STILLWATER — As No. 7 Oklahoma’s defense trotted into the tunnel on the northeast side of Boone Pickens Stadium after a dominant 34-16 win over No. 21 Oklahoma State, the Sooners radiated focus and determination.
The Sooners (11-1, 8-1 Big 12) weren’t reveling in a way that would be expected from a team that just beat its in-state rival for the fifth-straight year, held the nation’s leading rusher to more than 60 yards below his season average and emerged one win away from a potential third College Football Playoff appearance.
Outside of a joyous hug shared between junior linebacker Kenneth Murray and Clarke Stroud, director of football operations, hardly any Sooners did more than high-five the remaining Oklahoma fans as they went to the locker room.
Perhaps no player embodied the mindset and performance of Oklahoma’s resurgent defense more than senior cornerback Parnell Motley, who bookended the Sooners’ performance with a forced and recovered fumble on the Cowboys' second drive and intercepted a pass on their final drive.
“It was a great win, but we have a lot of things ahead of us if we want to accomplish the things we want,” said Motley, who has forced four turnovers this year. “It was great for this team to stay locked in and kept in focus because there’s a lot of opportunities out there, and we’re reaching for something much bigger.”
Motley and the Sooners’ defensive performance in 2017’s Bedlam showed no resemblance to Saturday’s game. In that game, which ended in a 62-52 Oklahoma win, the Sooners gave up 448 yards and five touchdowns in the air, and Motley ended up being benched due to his poor performance.
Two years later, Motley and the defense have carried the Sooners in recent weeks — from a shutout in the second half of Oklahoma’s 34-31 win over Baylor, to dragging a struggling offense in a 28-24 win against TCU and allowing only one touchdown against Oklahoma State.
“(Motley) was awesome,” Oklahoma coach Lincoln Riley said. “He tackled well, he covered well, they went at him with a lot of double moves, and he was in great position. I thought he really trusted his technique really throughout the entire game. He made big a lot of big plays, they gave him a lot of opportunities, and he certainly responded.
“You could tell he wanted the ball thrown his way tonight.”
The biggest challenge presented to first-year defensive coordinator Alex Grinch this week was Cowboy running back Chuba Hubbard, who entered the game with 1,832 rushing yards and 20 touchdowns, which ranked first and second in the nation, respectively.
Hubbard finished Saturday with 24 carries for 104 yards and a touchdown, an impressive stat line for most running backs. But for the Heisman dark horse, it was a far cry from his 166.5 yard and 1.8 touchdown per game average.

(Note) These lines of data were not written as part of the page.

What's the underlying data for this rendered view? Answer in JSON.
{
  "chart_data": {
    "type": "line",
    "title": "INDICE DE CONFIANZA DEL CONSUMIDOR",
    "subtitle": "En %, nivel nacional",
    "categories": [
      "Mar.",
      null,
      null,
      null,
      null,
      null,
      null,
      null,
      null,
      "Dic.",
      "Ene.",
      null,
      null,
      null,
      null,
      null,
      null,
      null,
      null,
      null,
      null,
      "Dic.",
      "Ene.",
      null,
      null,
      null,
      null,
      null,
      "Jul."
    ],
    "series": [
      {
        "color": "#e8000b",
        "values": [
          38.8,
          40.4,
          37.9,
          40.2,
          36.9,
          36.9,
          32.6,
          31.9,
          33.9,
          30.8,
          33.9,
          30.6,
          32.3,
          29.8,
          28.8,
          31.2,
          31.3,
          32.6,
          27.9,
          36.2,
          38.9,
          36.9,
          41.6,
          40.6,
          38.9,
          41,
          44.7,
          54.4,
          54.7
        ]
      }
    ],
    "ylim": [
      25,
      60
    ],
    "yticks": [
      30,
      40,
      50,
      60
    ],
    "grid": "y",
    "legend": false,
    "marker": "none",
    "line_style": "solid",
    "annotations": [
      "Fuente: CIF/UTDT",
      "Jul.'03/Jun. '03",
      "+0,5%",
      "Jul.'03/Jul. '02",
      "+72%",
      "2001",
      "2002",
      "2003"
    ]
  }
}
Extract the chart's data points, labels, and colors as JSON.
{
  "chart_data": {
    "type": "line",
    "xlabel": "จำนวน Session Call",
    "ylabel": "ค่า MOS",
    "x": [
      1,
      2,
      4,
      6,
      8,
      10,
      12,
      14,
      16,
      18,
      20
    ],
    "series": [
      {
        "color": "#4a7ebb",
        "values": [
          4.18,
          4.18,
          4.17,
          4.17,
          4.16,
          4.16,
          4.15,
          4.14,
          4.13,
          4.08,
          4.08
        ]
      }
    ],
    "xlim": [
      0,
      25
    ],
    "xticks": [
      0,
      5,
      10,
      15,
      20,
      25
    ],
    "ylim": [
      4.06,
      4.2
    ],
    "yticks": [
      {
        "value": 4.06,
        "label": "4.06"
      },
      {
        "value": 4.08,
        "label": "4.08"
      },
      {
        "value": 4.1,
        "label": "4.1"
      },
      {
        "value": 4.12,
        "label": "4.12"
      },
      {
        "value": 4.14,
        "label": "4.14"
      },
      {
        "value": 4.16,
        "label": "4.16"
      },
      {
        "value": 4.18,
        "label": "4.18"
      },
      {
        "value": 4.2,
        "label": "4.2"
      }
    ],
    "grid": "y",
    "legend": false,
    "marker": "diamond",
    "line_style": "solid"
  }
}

“In our defense, we don’t really game plan for one person,” sophomore defensive end Ronnie Perkins said. “We’re always going to run what we run in our defense. It was definitely good to keep him under control. He had a few plays where he got loose on us, but we mostly had good control and that helped us a lot. If they got him going, their whole team would have gotten going.
But the game didn’t start with a dominant performance. On the Cowboys’ first drive, they marched 76 yards on eight plays, with the drive resulting in a 3-yard Hubbard touchdown run.
For the rest of the game, Oklahoma State would fail to get the ball back in the end zone, turn the ball over twice, suffer a turnover on downs and settle for three field goals.
“We have the ultimate respect for him and that offense,” Grinch said. “I thought we weathered it early, and (that) was critical. Give them credit for outexecuting us early. Finding a way to make them count in threes was a critical element because we didn’t have our feet underneath us ... we played better ball as the game went on.”
The resilience that the Sooners displayed has been the main difference between this year’s team and recent woeful Oklahoma defenses. In the past, when an opponent had early success, the Sooners floundered and failed to recover.
But when the Cowboys kept pounding after the first touchdown, the Sooners held up and persevered.
On three different drives — two in the second quarter and one in the third — the Cowboys made it deep inside Sooner territory but had to settle for 3 points each time. Those moments won Oklahoma the game, and the Sooners will need to continue to excel in those moments if they want to reach their lofty goals.
“What this game comes down to is, you can’t kick field goals and beat a good football team,” Oklahoma State coach Mike Gundy said. “We got down inside the 15-yard line several times and kicked field goals.
“We put ourselves in a jam and could never get over the hump.”
Correction: This story was updated at 12:52 p.m. Dec. 1 to reflect Oklahoma's current standing in the College Football Playoff rankings.